Using pattern set mining on Weigh-in-Motion data.
This research aimed to answer to which extend pattern set mining can prove to be useful for the Innovation and Datalab (ID-lab) of the Dutch Human Environment and Transportation Inspectorate (ILT). To study this, the unsupervised pattern set mining algorithm SLIM was used. SLIM finds interesting patterns in the data by searching for those patterns that can optimally compress the data. The patterns in question were travel time patterns in Weigh-in-Motion data. This data is relevant for ILT because one of its primary tasks is to inspect commercial transportation vehicles. Weigh-in-Motion systems collect data about vehicles in multiple locations along the Dutch highways. By analysing this data, more can be learned about the particularities of the transportation industry, which is helpful for inspections.

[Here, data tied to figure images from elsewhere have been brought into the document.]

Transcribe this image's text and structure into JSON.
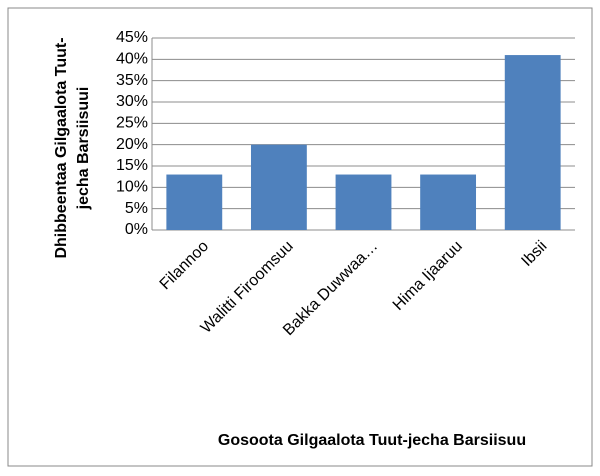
{
  "chart_data": {
    "type": "bar",
    "xlabel": "Gosoota Gilgaalota Tuut-jecha Barsiisuu",
    "ylabel": [
      "Dhibbeentaa Gilgaalota Tuut-",
      "jecha Barsiisuui"
    ],
    "categories": [
      "Filannoo",
      "Walitti Firoomsuu",
      "Bakka Duwwaa…",
      "Hima Ijaaruu",
      "Ibsii"
    ],
    "values": [
      13,
      20,
      13,
      13,
      41
    ],
    "color": "#4f81bd",
    "ylim": [
      0,
      45
    ],
    "yticks": [
      {
        "value": 0,
        "label": "0%"
      },
      {
        "value": 5,
        "label": "5%"
      },
      {
        "value": 10,
        "label": "10%"
      },
      {
        "value": 15,
        "label": "15%"
      },
      {
        "value": 20,
        "label": "20%"
      },
      {
        "value": 25,
        "label": "25%"
      },
      {
        "value": 30,
        "label": "30%"
      },
      {
        "value": 35,
        "label": "35%"
      },
      {
        "value": 40,
        "label": "40%"
      },
      {
        "value": 45,
        "label": "45%"
      }
    ],
    "grid": true
  }
}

To find these patterns, three approaches were taken. First, using a simplified dataset grouped by license plates, SLIM was compared with well-known clustering technique K-Means. SLIM turned out to be more suitable, as it provided more distinctive results. Second, the dataset was made more complex by addressing the simplifications from the first approach, mainly going from binary to numeric variables. These had to be discretised, so they could be used by SLIM. SLIM still performed well but the resulting patterns were difficult to visualise. Finally, the data was grouped on businesses by adding more variables. The results were modelled as networks to visualise the patterns. This turned out to be a visualisation in which interesting patterns could be found with ease, especially with the filtering tools provided by Gephi.
In conclusion, pattern set mining could prove to be very useful for ID-lab. The new visualisation method using networks made discovering interesting patterns easier and could also be used to find other connections in the data. Interesting travel time patterns were extracted from the data, yet interpretation of the discretised continuous data proved to be challenging.